Norton owns two restaurants on the Island, Murray’s and Mash. And it was his fascist, Jackboot treatment of his staff that was recently exposed in the blog of Nick Le Cornu, a member of the Island’s parliament.
          As a lawyer Le Cornu represented some of Norton’s bullied staff at the local Employment Tribunal. They were what Le Cornu described as disgruntled Romanians complaining of poor employment practices and an arbitrary hire and fire culture.
          Apparently Norton had complained that the locals were work-shy and that was evidently why he employed immigrants from Rumania.
          Blaming locals and saying they don’t have the work ethic to work hard, is a way of disguising the fact that employers want a workforce that does not complain about poor treatment, low wages and long and often anti social hours, Le Cornu claimed.

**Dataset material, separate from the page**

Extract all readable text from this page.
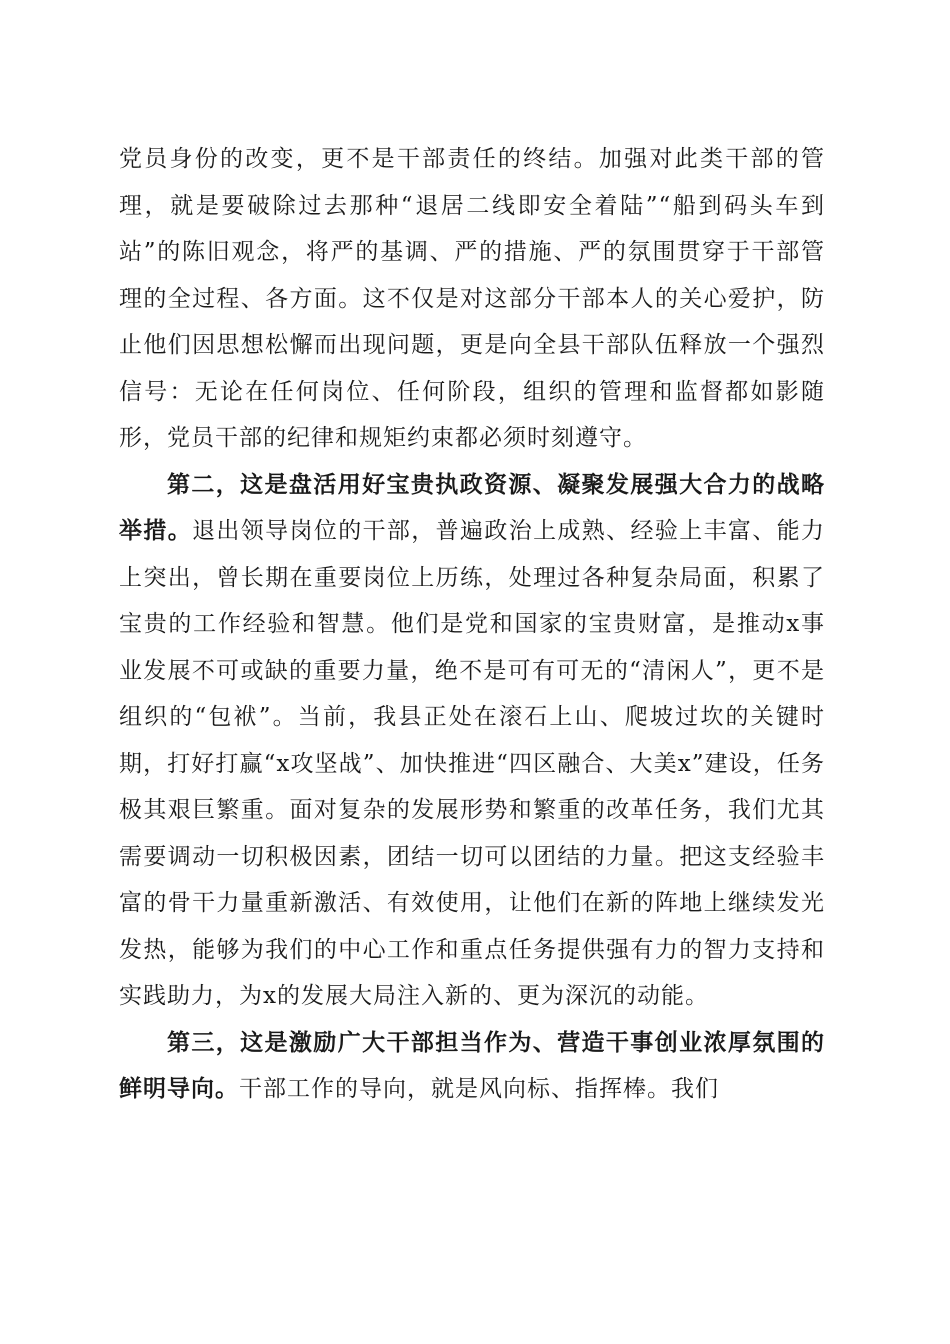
党员身份的改变，更不是干部责任的终结。加强对此类干部的管理，就是要破除过去那种“退居二线即安全着陆”“船到码头车到站”的陈旧观念，将严的基调、严的措施、严的氛围贯穿于干部管理的全过程、各方面。这不仅是对这部分干部本人的关心爱护，防止他们因思想松懈而出现问题，更是向全县干部队伍释放一个强烈信号：无论在任何岗位、任何阶段，组织的管理和监督都如影随形，党员干部的纪律和规矩约束都必须时刻遵守。

第二，这是盘活用好宝贵执政资源、凝聚发展强大合力的战略举措。退出领导岗位的干部，普遍政治上成熟、经验上丰富、能力上突出，曾长期在重要岗位上历练，处理过各种复杂局面，积累了宝贵的工作经验和智慧。他们是党和国家的宝贵财富，是推动x事业发展不可或缺的重要力量，绝不是可有可无的“清闲人”，更不是组织的“包袱”。当前，我县正处在滚石上山、爬坡过坎的关键时期，打好打赢“x攻坚战”、加快推进“四区融合、大美x”建设，任务极其艰巨繁重。面对复杂的发展形势和繁重的改革任务，我们尤其需要调动一切积极因素，团结一切可以团结的力量。把这支经验丰富的骨干力量重新激活、有效使用，让他们在新的阵地上继续发光发热，能够为我们的中心工作和重点任务提供强有力的智力支持和实践助力，为x的发展大局注入新的、更为深沉的动能。

第三，这是激励广大干部担当作为、营造干事创业浓厚氛围的鲜明导向。干部工作的导向，就是风向标、指挥棒。我们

          Here are examples of what it is like to work for a serial bully.
          Eduard Brailescu, a chef, was summarily dismissed in September 2013 after not turning up for a morning shift at Murray’s. He had contacted the manager the previous evening saying that his landlord required him to vacate his room and the new accommodation he had found fell through, obliging him to search again urgently.
          His shift was easily covered between the head chef and another one.
          However this was not good enough for our serial bully. When Norton, who was on holiday in France, heard what had happened he instructed his manager to immediately fire the Romanian and employ another chef who had worked there before.
          To rub it in our power hungry serial bully refused to pay Eduard his month’s wages to the date of his dismissal.

          The Tribunal only awarded Eduard his unpaid wages and holiday pay, but significantly Le Cornu added, At the time of writing this remains unpaid.
          Another case involved a Romanian kitchen porter working at Mash who over slept and missed his morning shift when his mobile alarm failed to go off because the battery was flat. He charged it and rang to apologise only to be told to come in the next morning. He was then sacked and received no wages for hours worked or in lieu of notice. This was settled out of court.
          A Romanian waitress employed on a full time permanent contract at Murray’s also got the bully’s Nazi treatment when she refused to sign a new short term contract that would have terminated at the end of the season. She was given notice and dismissed on the same day as her proposed temporary contract would have ended.
          But as other people have proved in Jersey if you are part of the Establishment you can virtually get away with murder.

          Hopefully when it comes to the election the locals will remember that Norton doesn’t think much of them as a work force and that they will cast their votes accordingly.

P.S. Morgan recently stood unsuccessfully for the Jersey parliament, but with the backing of the Establishment the serial bully will unfortunately probably have better luck. But that’s the ‘Jersey Way’ as they say in this cyber-bullying capital of the world where a brave few are battling to get a semblance of justice from the administration.